- Born: 1 December 1923 Paris, France
- Died: 11 May 1953 (aged 29) Mort pour la France Dong Dahn, Laos
- Allegiance: France
- Branch: French Army
- Service years: 1945-1953
- Rank: Captain
- Commands: 4th Company, 2e BEP
- Conflicts: World War II First Indochina War

= Georges Hamacek =

Georges Marion Pierre Hamacek (1 December 1923 – 11 May 1953) was a French Army officer, who fought in World War II in the French Resistance and in the First Indochina War in the Foreign Legion.

==Biography==
Georges Hamacek was born in a family of Czech immigrants. He joined the resistance network Turma-Vengeance in January 1944 before joining the Maquis Bernard in Morvan. There he quickly raises in the ranks, becoming a deputy section chief, and earning the Croix de Guerre with two citations. When the war ends he enrolls at the École militaire interarmes on 3 July 1945 and graduates on 15 December the same year with the rank of Second Lieutenant. He chooses the Foreign Legion and was sent to the 1st Battalion, 3rd Foreign Infantry Regiment in Aubagne.
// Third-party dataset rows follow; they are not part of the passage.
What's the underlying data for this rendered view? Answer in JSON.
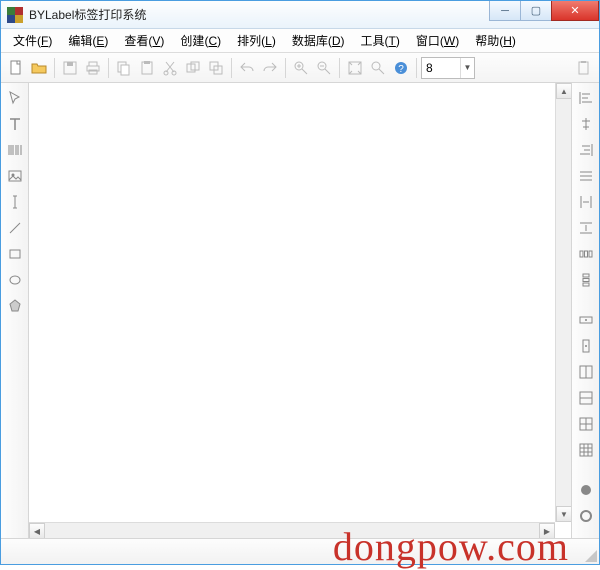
{
  "window": {
    "title": "BYLabel标签打印系统"
  },
  "menu": {
    "file": {
      "label": "文件",
      "accel": "F"
    },
    "edit": {
      "label": "编辑",
      "accel": "E"
    },
    "view": {
      "label": "查看",
      "accel": "V"
    },
    "create": {
      "label": "创建",
      "accel": "C"
    },
    "arrange": {
      "label": "排列",
      "accel": "L"
    },
    "database": {
      "label": "数据库",
      "accel": "D"
    },
    "tools": {
      "label": "工具",
      "accel": "T"
    },
    "windowm": {
      "label": "窗口",
      "accel": "W"
    },
    "help": {
      "label": "帮助",
      "accel": "H"
    }
  },
  "toolbar": {
    "new": "new",
    "open": "open",
    "save": "save",
    "print": "print",
    "copy": "copy",
    "paste": "paste",
    "cut": "cut",
    "dup1": "dup1",
    "dup2": "dup2",
    "undo": "undo",
    "redo": "redo",
    "zoomin": "zoomin",
    "zoomout": "zoomout",
    "fit": "fit",
    "zoom100": "zoom100",
    "help": "help",
    "spin_value": "8",
    "last": "paste-ext"
  },
  "left_tools": [
    "pointer",
    "text",
    "barcode",
    "image",
    "hline",
    "line",
    "rect",
    "circle",
    "shape"
  ],
  "right_tools": [
    "align-left",
    "align-center",
    "align-right",
    "align-just",
    "dist-h",
    "dist-v",
    "spread-h",
    "spread-v",
    "sep",
    "center-h",
    "center-v",
    "sep",
    "grid1",
    "grid2",
    "grid3",
    "grid4",
    "sep",
    "fill",
    "stroke"
  ],
  "watermark": "dongpow.com"
}
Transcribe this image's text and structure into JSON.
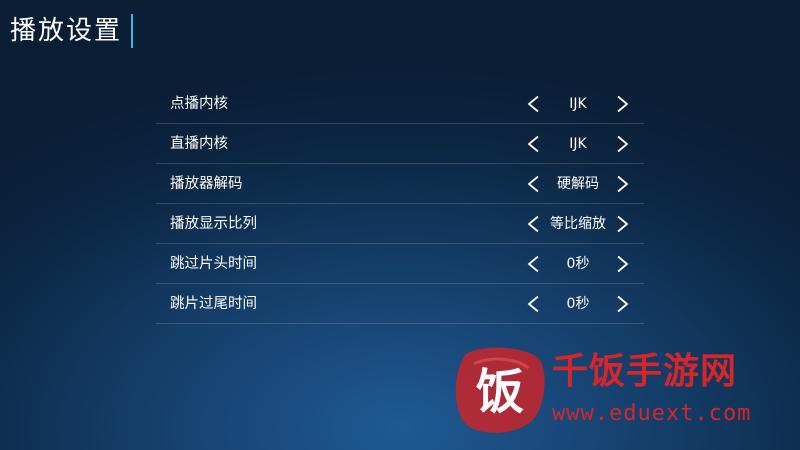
{
  "header": {
    "title": "播放设置"
  },
  "settings": [
    {
      "label": "点播内核",
      "value": "IJK"
    },
    {
      "label": "直播内核",
      "value": "IJK"
    },
    {
      "label": "播放器解码",
      "value": "硬解码"
    },
    {
      "label": "播放显示比列",
      "value": "等比缩放"
    },
    {
      "label": "跳过片头时间",
      "value": "0秒"
    },
    {
      "label": "跳片过尾时间",
      "value": "0秒"
    }
  ],
  "icons": {
    "previous": "chevron-left-icon",
    "next": "chevron-right-icon"
  },
  "watermark": {
    "logo_char": "饭",
    "brand": "千饭手游网",
    "url": "www.eduext.com"
  },
  "colors": {
    "accent": "#3fb6e6",
    "watermark": "#d6262a"
  }
}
He volunteered for service in the Far East and landed in Saigon in June 1946. At the end of 1947, the battalion was sent to patrol the RC 4, where Lieutenant Hamacek receives another citation. He also receives the Légion d’honneur for his repeated acts of courage and command of the 1st Company of the 1st Battalion, 3rd Foreign Infantry Regiment. In 1951, Hamacek was transferred to the 3rd Foreign Parachute Battalion (3e BEP) and then the 2nd Foreign Parachute Battalion in 1952. He was killed in action in Laos on 11 May 1953.

The 1989-1992 promotion of the Saint Cyr Military Academy was named Capitaine Georges Hamacek in his honour.